The exhibition is sensibly arranged in approximate chronological order. This has an immediate and striking impact. The very first painting encountered, from c.1896–97, is the fine Landscape at Tenby with Figures, an apposite acknowledgement of her West Wales origins. Bright sunlight bathes the harbour and town, whilst a dark foreground is dominated by a pair walking together: a pensive, downward-looking mother and a young child gazing expectantly up towards her. It’s rare for sunlight (especially outdoor sunlight) to feature in John’s paintings; hereafter, we are almost exclusively contained inside. This is loaded with meaning: “As to whether I have anything worth expressing,” she wrote, “I may never have anything to express except this desire for a more interior life.” Yes, there are plenty of glimpses of the outside world through windows, but these are devoid of detail and solidity, reinforcing the importance of the interior. With that internalisation, distanced from outside light, comes John’s distinctive and characteristic muted palette: an always beautiful choice of colours matted down to an appealing, calm tone, largely eschewing distracting contrasts.

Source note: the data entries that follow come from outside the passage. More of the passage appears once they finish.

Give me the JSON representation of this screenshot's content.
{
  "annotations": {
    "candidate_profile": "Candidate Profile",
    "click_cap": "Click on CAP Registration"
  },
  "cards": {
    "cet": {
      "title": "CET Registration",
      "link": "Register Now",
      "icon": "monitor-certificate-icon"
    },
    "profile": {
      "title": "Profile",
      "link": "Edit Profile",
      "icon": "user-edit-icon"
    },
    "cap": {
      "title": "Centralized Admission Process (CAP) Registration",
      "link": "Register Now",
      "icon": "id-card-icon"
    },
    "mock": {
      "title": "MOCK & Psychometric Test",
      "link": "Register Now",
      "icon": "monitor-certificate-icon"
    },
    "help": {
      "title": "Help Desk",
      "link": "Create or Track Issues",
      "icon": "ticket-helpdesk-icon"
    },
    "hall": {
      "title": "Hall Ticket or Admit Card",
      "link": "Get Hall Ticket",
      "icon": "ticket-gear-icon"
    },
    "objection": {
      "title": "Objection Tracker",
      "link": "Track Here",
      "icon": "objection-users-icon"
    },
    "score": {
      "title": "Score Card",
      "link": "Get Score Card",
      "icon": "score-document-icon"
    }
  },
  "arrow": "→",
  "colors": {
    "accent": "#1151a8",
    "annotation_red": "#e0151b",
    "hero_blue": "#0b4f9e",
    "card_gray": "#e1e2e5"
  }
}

It is frugal, fragile and yet fortifying; a refuge, with a deep sense of calm

The “poster” image of the exhibition is well-chosen, as it is surely a highlight: A Corner of the Artist’s Room in Paris, c.1907–09. This captures the essence of John as an artist of the interior. There are clear nods to 17th century Dutch works and more recent artists (John was not shy about adapting ideas). With its wicker chair and sparse contents siding the attic window, it is frugal, fragile and yet fortifying; a refuge, with a deep sense of calm pervading the work beautifully. What are we to make of the artist from this beautiful painting? At the time, she wrote that she was “a small piece of suffering and desire”; the exhibition and Foster’s book would claim that such works also mark out her independence. An appeal of John is that, like her paintings, she is enigmatic: both insecure and needy, as seen in her passionate relationship with the world-famous sculptor, Rodin (she sat as his model); but also entirely confident in the quality of her own work and its future resonance, declaring: “I think that I will count because I am patient and recueillie (contemplative).”

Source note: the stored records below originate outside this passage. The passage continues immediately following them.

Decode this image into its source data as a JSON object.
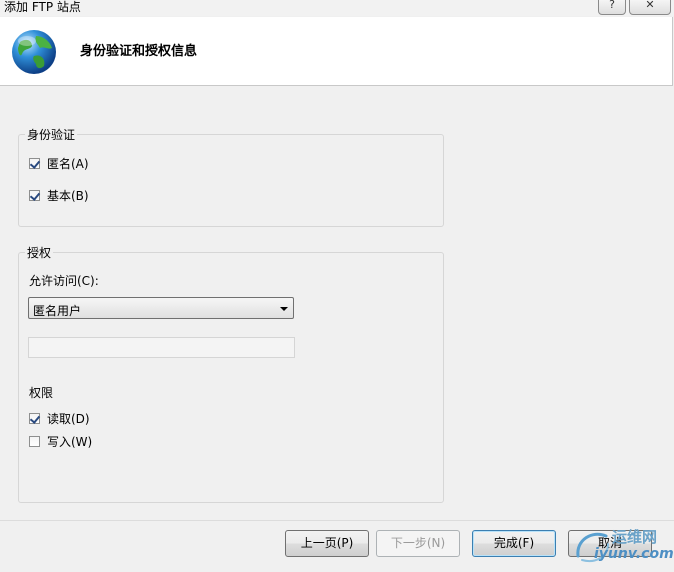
{
  "window": {
    "title": "添加 FTP 站点",
    "help_label": "?",
    "close_label": "✕"
  },
  "header": {
    "title": "身份验证和授权信息",
    "icon": "globe-icon"
  },
  "authentication": {
    "legend": "身份验证",
    "anonymous_label": "匿名(A)",
    "anonymous_checked": true,
    "basic_label": "基本(B)",
    "basic_checked": true
  },
  "authorization": {
    "legend": "授权",
    "allow_access_label": "允许访问(C):",
    "allow_access_value": "匿名用户",
    "user_input_value": "",
    "permissions_label": "权限",
    "read_label": "读取(D)",
    "read_checked": true,
    "write_label": "写入(W)",
    "write_checked": false
  },
  "footer": {
    "prev_label": "上一页(P)",
    "next_label": "下一步(N)",
    "finish_label": "完成(F)",
    "cancel_label": "取消"
  },
  "watermark": {
    "cn": "运维网",
    "en": "iyunv.com"
  },
  "colors": {
    "background": "#f0f0f0",
    "header_bg": "#ffffff",
    "primary_border": "#3c7fb1"
  }
}
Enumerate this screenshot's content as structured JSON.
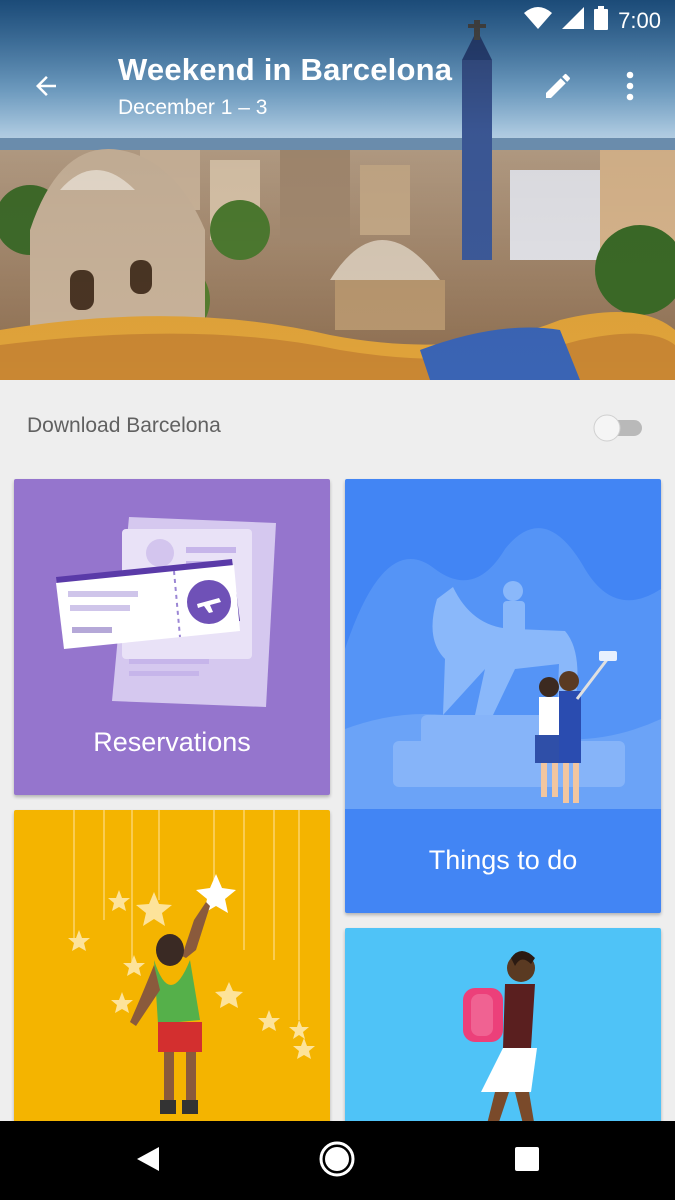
{
  "status_bar": {
    "time": "7:00"
  },
  "header": {
    "title": "Weekend in Barcelona",
    "subtitle": "December 1 – 3"
  },
  "download": {
    "label": "Download Barcelona",
    "enabled": false
  },
  "cards": [
    {
      "label": "Reservations",
      "color": "#9575cd"
    },
    {
      "label": "Things to do",
      "color": "#4285f4"
    },
    {
      "label": "",
      "color": "#f4b400"
    },
    {
      "label": "",
      "color": "#4fc3f7"
    }
  ],
  "icons": {
    "back": "arrow-back-icon",
    "edit": "pencil-icon",
    "more": "more-vert-icon",
    "wifi": "wifi-icon",
    "signal": "signal-icon",
    "battery": "battery-icon",
    "nav_back": "nav-back-icon",
    "nav_home": "nav-home-icon",
    "nav_recents": "nav-recents-icon"
  }
}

Portraits dominate. In addition to the one of Dorelia discussed above (and of three cats, to which one will respond as per one’s feelings towards felines), we have A Lady Reading, (1909–11), which contains the same wicker chair as seen in the above painting, and the cat portraits on the wall behind, and examples from rightly celebrated series: of nuns, including the 18th century Mère Poussepin, based on blurry, cheap, second-hand prayer cards (John converted to Catholicism in later life); of the deeply affecting Girl in a Blue Dress (1914–15) and the famous, vulnerable The Convalescent (c.1923-25).

Throughout this absorbing, almost ethereal exhibition, there is everywhere John’s patience, stillness and quiet intensity, underlining her austere introspection: “People are like shadows to me and I am like a shadow.”

The exhibition comes with some impressive added value in the shape of sculptures and drawings by Rodin and Bonnard, with fine canvases from Vuillard and Hammershøi. The physical limitation of The Holburne’s exhibition space has meant a reduction of the show as displayed at Pallant House in Chichester prior to arriving in Bath. Noticeably absent is the essential Self-Portrait with a Letter, c.1907-09; again, not an original theme (one thinks automatically of Vermeer), but the noiseless pensiveness of the face seems to reflect the same features of her art. Nonetheless, there are still over fifty pieces of work to be enjoyed here, and the smaller scale of John’s paintings and drawings are well suited to The Holburne’s more intimate viewing experience. Yes, there are some impressive works that have not made the transition, but most of the important ones have, allowing visitors to experience a deeply satisfying celebration of Gwen John’s work — one that has proved her brother to be right.

Gwen John: Art and Life in London and Paris runs until 24 April, 2024.